La faiblesse du financement des PME privées en question
La réforme prônée par le staff de Ali Benflis semble surtout s’inquiéter des faibles performances du secteur bancaire public en matière de financement des PME privées .L’ensemble des mesures proposées par l’ancien premier ministre «devrait avoir en particulier pour résultat de dynamiser la distribution de crédit et d’augmenter de 50% la part des crédits bancaires aux PME à l’horizon 2019 ». Dans le but de parvenir à ce résultat ,des mesures complémentaires devront réaliser la « fusion des organismes de garantie de crédit (CGPME, FGAR) en une seule agence de garantie qui sera mise en conformité avec les normes des organismes de garantie de crédit en vigueur dans les pays avancés » et «achever la mise en place de toutes les centrales d’information de crédit, de paiement et de défaut de paiement » . Rappelons que les fonds de garantie ont été créés et sont opérationnels depuis quelques années.
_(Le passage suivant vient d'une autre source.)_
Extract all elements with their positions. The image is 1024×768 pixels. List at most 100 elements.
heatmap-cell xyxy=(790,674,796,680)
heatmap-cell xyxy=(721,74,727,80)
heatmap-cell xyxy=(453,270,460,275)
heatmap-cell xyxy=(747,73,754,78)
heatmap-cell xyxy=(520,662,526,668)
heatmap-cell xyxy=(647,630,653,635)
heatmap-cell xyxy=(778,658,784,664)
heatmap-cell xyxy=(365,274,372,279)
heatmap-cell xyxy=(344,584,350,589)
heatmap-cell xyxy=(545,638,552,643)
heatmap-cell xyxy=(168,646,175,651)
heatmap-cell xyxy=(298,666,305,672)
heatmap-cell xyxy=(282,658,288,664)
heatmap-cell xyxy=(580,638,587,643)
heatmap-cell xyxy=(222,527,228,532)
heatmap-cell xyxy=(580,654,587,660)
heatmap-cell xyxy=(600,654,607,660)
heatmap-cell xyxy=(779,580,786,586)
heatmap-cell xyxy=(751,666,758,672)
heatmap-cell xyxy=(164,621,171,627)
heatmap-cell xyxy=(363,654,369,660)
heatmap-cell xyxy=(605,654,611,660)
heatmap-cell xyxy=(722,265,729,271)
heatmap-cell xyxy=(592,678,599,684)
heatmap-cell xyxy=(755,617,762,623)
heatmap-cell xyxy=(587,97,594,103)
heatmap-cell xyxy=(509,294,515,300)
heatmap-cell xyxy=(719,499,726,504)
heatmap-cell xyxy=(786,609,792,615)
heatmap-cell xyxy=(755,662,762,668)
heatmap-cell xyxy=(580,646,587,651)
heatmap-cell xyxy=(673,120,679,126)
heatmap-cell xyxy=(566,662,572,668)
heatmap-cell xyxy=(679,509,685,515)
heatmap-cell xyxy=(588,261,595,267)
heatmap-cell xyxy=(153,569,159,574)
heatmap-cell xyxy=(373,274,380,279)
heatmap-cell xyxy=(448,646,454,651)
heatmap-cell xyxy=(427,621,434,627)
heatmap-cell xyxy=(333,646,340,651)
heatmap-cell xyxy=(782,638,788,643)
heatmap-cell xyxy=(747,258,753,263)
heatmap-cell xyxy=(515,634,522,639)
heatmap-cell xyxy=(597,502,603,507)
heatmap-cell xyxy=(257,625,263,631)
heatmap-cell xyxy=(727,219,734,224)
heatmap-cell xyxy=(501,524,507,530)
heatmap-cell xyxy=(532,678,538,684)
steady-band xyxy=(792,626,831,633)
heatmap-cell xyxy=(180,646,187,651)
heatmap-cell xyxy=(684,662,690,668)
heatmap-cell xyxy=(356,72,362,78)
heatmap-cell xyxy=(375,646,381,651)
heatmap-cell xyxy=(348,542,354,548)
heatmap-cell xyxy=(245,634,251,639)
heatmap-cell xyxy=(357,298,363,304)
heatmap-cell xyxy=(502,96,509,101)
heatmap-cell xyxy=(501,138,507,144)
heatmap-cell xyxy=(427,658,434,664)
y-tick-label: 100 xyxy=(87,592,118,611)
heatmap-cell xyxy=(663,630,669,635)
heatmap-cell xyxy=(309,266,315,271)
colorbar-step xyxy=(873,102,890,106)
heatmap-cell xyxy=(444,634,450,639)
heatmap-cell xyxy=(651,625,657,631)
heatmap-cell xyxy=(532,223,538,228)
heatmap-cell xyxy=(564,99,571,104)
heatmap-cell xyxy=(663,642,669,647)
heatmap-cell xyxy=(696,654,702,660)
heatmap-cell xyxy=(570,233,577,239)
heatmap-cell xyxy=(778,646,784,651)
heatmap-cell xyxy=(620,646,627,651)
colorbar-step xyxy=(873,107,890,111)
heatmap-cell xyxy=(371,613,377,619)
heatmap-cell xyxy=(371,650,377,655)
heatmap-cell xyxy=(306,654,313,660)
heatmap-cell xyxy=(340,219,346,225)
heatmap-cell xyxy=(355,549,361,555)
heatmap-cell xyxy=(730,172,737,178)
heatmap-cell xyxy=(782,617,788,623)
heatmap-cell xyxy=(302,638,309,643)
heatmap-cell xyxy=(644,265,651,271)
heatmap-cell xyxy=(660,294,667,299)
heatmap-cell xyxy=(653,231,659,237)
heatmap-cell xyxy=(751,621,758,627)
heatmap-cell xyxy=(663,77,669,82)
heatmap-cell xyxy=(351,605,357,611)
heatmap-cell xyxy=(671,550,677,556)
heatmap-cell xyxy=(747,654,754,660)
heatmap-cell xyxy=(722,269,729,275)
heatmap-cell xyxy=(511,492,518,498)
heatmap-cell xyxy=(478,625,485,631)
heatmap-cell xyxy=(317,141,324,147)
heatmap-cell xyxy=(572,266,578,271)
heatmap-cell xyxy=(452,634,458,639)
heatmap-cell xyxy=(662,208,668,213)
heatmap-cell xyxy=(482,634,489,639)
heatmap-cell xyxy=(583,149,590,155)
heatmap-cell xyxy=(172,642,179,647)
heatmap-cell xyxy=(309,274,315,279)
Leur démarrage s’avère cependant laborieux, et le nombre d’entreprises que compte leur portefeuille ne dépasse pas quelques centaines. Le plus important d’entre eux est la Caisse de garantie des crédits d’investissement aux PME (CGPME). Son directeur général est un banquier chevronné, Ammar Daoudi, qui nous déclarait voici quelques mois : “Les banques ne peuvent plus refuser un bon projet pour absence ou insuffisance de garanties. A condition cependant, ajoutait-il, que les banques commerciales prennent la bonne habitude d’intégrer ce nouveau dispositif dans leurs procédures d’octroi de crédits. Ce qui est loin d’être le cas pour le moment. Le décollage attendu en 2011 et 2012 n’a pas eu lieu. Le niveau d’activité du fonds est toujours très en deçà des attentes exprimées par les pouvoirs publics. Un constat confirmé par le DG du FGAR, Abdelhalim Hamidi, qui nous confiait, en marge d’un séminaire réuni à l’hôtel El-Aurassi que “les banques ne sont pas actuellement suffisamment motivées par le nouveau dispositif”.